5. Também permitirá desenvolver uma verdadeira reactivação produtiva, arrancando a gestão das empresas, tanto privadas como públicas, actualmente em crise, paralisadas ou encerradas pela corrupção e o parasitismo dos capitalistas e burocratas, para colocá-las sob a administração directa dos trabalhadores e do povo e planificar democraticamente a economia.
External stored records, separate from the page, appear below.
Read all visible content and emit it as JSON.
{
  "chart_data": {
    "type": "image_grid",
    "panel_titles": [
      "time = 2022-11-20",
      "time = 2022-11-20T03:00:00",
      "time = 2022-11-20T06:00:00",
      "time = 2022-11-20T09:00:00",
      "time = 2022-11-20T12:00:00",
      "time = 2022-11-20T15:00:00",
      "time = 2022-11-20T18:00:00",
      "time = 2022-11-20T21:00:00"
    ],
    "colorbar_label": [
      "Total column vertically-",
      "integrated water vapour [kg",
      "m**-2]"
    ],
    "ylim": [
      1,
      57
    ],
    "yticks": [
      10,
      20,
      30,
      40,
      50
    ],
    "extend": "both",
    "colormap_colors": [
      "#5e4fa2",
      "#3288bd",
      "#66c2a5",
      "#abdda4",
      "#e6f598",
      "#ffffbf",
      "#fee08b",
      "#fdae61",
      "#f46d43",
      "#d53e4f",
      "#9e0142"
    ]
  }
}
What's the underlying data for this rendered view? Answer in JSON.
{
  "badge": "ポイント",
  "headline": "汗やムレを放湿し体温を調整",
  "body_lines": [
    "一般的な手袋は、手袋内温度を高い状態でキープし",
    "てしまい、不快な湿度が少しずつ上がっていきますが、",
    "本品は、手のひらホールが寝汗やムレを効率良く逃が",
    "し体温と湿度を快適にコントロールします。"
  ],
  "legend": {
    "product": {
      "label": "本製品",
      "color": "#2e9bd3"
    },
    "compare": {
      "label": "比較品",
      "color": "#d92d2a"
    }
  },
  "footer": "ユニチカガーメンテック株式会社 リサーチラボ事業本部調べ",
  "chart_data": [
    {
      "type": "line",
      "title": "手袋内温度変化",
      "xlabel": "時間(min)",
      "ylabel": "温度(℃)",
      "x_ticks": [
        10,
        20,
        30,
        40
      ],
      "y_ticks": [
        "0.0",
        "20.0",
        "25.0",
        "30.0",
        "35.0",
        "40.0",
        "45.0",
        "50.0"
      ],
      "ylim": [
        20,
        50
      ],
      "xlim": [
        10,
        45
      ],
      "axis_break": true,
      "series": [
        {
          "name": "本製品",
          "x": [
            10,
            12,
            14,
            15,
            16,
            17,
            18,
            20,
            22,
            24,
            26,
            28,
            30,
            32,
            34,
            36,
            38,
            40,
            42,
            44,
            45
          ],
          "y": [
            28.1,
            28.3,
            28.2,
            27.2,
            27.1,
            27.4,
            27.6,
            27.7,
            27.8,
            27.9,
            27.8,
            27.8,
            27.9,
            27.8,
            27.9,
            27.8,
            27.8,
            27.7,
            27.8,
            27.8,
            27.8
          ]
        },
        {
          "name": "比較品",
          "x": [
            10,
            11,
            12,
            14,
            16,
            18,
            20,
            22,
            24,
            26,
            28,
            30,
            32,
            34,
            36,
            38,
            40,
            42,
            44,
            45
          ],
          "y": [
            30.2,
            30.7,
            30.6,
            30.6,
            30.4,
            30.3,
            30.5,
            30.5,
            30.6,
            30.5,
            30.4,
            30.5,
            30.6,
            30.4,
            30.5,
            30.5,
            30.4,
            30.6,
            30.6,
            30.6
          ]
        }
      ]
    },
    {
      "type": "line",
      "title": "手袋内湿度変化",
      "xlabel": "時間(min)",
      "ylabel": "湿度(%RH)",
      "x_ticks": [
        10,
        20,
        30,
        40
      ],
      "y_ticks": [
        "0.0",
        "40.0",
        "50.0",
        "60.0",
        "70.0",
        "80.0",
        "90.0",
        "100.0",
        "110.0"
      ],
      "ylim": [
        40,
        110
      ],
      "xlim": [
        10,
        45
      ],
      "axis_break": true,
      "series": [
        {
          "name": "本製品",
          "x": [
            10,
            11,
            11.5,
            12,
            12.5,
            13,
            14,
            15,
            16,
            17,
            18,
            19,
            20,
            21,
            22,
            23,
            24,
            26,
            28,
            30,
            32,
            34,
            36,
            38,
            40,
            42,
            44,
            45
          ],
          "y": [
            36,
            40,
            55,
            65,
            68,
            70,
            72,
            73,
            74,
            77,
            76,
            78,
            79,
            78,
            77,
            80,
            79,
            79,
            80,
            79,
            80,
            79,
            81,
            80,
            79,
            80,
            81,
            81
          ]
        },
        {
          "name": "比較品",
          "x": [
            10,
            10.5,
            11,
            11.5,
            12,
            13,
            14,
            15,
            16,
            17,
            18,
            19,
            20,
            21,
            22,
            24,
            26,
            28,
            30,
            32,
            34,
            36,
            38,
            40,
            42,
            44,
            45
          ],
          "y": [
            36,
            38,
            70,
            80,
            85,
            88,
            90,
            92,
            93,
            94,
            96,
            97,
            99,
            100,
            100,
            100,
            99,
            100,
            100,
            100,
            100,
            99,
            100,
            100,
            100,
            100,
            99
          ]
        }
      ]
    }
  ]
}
Um plano com estas características, unido a um apelo de solidariedade internacionalista aos trabalhadores e movimentos de esquerda de todo o mundo contra a agressão imperialista e também contra qualquer coerção ou repressão anti-democrática do aparelho estatal e do governo é o único caminho para derrotar definitivamente Guaidó e o resto dos oligarcas venezuelanos (da velha e da nova oligarquia), o imperialismo e a burocracia.

Só assim podemos recuperar a moral das massas, reconstruir o movimento sindical e popular e a esquerda sob bases firmes, impedir a vitória da reacção venha de onde vier e evitar um resultado trágico. Hoje mais do que nunca: só o povo pode salvar o povo!